At nightfall, Batman on a rescue mission

Joe Tonga is on a mission to save the microbat.
Joe Tonga is on a mission to save the microbat.

By day Mr Tonga is an East Fremantle building maintenance and pest control operator.

But his personal passion for the past decade has been to save the microbat species by building special bat boxes.

Calling on his carpentry skills, Mr Tonga builds boxes for bats and possums funded by grants obtained by environmental groups or local governments.

Each box is wedge-shaped and made of thick plywood with a metal roof designed to last at least 13 years.

Inside, the bat pads are furnished with galvanised mesh.

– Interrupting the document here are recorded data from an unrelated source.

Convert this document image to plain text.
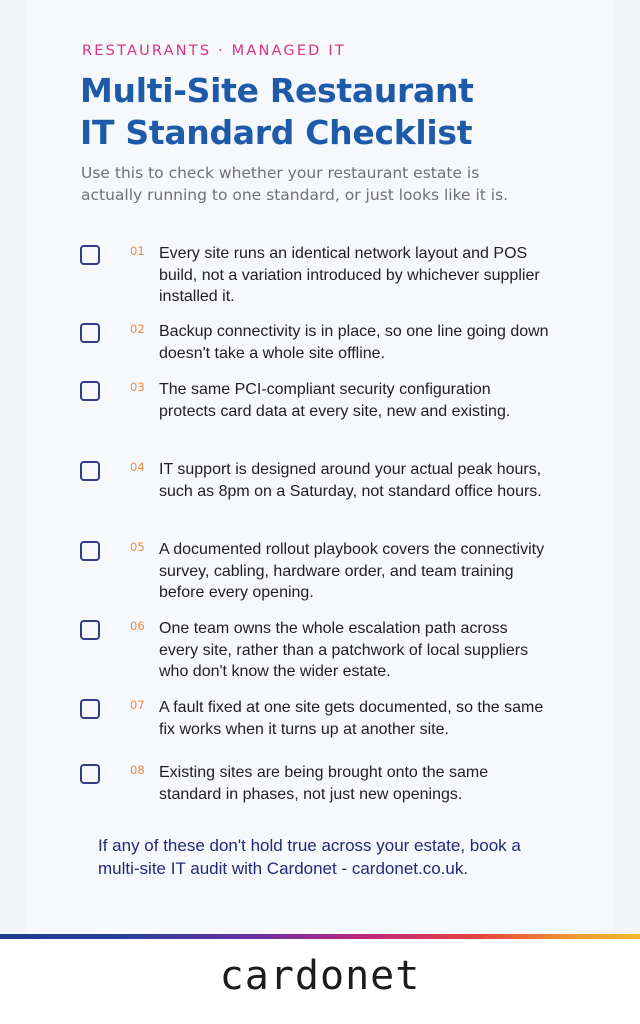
RESTAURANTS · MANAGED IT
Multi-Site Restaurant
IT Standard Checklist
Use this to check whether your restaurant estate is actually running to one standard, or just looks like it is.
01 Every site runs an identical network layout and POS build, not a variation introduced by whichever supplier installed it.
02 Backup connectivity is in place, so one line going down doesn't take a whole site offline.
03 The same PCI-compliant security configuration protects card data at every site, new and existing.
04 IT support is designed around your actual peak hours, such as 8pm on a Saturday, not standard office hours.
05 A documented rollout playbook covers the connectivity survey, cabling, hardware order, and team training before every opening.
06 One team owns the whole escalation path across every site, rather than a patchwork of local suppliers who don't know the wider estate.
07 A fault fixed at one site gets documented, so the same fix works when it turns up at another site.
08 Existing sites are being brought onto the same standard in phases, not just new openings.
If any of these don't hold true across your estate, book a multi-site IT audit with Cardonet - cardonet.co.uk.
cardonet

A reflective strip, visible even in daylight, allows the presence of bats to be monitored as their silhouette shows against the strip.

‘It’s my contribution to the environment,’ Mr Tonga said.

‘They are a species that are becoming rarer and normally require hollows, which are being removed by development.

‘We put 30 boxes in Bibra Lake and are starting to see an increase there.’

In 2012, Mr Tonga installed five bat boxes, which can each fit as many as 50 microbats, at Adachi and Hardey parks using a $1000 donation from the Rotary Club of Welshpool to encourage the breeding of the white-striped freetail bat known to be in the Rivervale foreshore area.

Microbats eat insects, consuming about 1000 mosquitoes a night.

Some are just 4cm, and weigh just five grams, although most weigh about 30g.